Still, she touches the knife in her pocket, to make sure it’s still there.
By the time they get off the Flicker, their car is empty. An announcement informs them that all passengers must exit here, at Gilman. It’s a sleepy place, a sprawl of low buildings, half of which were once occupied by little stores and fast-food restaurants, before the Delegation pushed for centralization in the megalopolis. Now their windows are covered with plywood. A peace officer cruises past on a motorbike, patrolling the empty buildings to make sure no one is squatting.
Two people get off the train behind them: a man in a wide-brimmed hat and a woman in shoes that snap. All of them move down the same road. Sonya feels them at her back, though they seem to be walking toward Gilman’s only neighborhood, a little cluster of houses near the tree line.
Alexander takes the map out of his backpack and unfolds it enough to pinpoint their location. He points to the wide road bisecting Gilman—six lanes across, with a gap in the middle for grass and trees that are now overgrown, splitting the pavement where their roots are too thick.
“We take this,” he says, of the road. “For a while. A day’s worth of walking, at least. Then we’ll have to make camp. Hope it doesn’t rain.”
They go to a little shop for water, sleeping bags that buckle to the front of their backpacks, and NeverFail, a brand of campfire fuel that lights even when damp. The man at the counter stares at Sonya. She stares back.
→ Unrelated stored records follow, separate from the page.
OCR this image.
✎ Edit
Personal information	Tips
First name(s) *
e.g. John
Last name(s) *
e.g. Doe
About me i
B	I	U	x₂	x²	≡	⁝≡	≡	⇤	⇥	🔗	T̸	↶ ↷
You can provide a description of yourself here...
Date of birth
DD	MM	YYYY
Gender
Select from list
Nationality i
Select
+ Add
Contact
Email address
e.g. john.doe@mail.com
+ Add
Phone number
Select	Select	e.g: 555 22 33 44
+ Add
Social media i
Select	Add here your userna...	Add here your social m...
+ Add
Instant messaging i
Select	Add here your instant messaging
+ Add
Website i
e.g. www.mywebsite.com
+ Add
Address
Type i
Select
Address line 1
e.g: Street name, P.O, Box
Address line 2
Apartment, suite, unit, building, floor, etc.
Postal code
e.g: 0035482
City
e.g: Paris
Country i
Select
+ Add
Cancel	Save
The backpack is heavy on her shoulders. It bumps against the small of her back every time she takes a step. They start toward the tree line. Low hills rise up in the distance, rippling green clothed in mist.
His strides are longer than hers, and she has to grab his elbow to get him to slow down, breathless already and they’re only at the beginning. He obliges. He carries most of the weight in his bag, stuffed to the brim. She holds the map tight in her left hand, so tight her fingertips turn white from the pressure.
They walk for a long time in silence, until Gilman disappears from view behind them, until sweat builds up under Sonya’s arms and she unzips her coat. The mist in the air is cool against her cheeks.
“When did you join the uprising?” she says.
He gives her a startled look. “I’m not sure we should talk about this.”
“It’s just sitting here between us all the time. You want to keep pretending it isn’t?”
He sighs. Adjusts the straps on his shoulders.
“Late,” he says. “I joined it late. Just a few months before the Delegation was overthrown. I got them access to Nikhil’s work records. Everything that was stored on the Insight servers was also stored separately, in the department heads’ offices. It was easy, really. He wasn’t on guard with me.”
“Well,” she says, quietly, “you were his son.”
“Is that how he talks about me?” he says, bitterly. “Like I was his son?”
She frowns at him. She sees a flicker of movement in the trees, but when she looks at it, there’s nothing. A deer, she thinks, or a squirrel.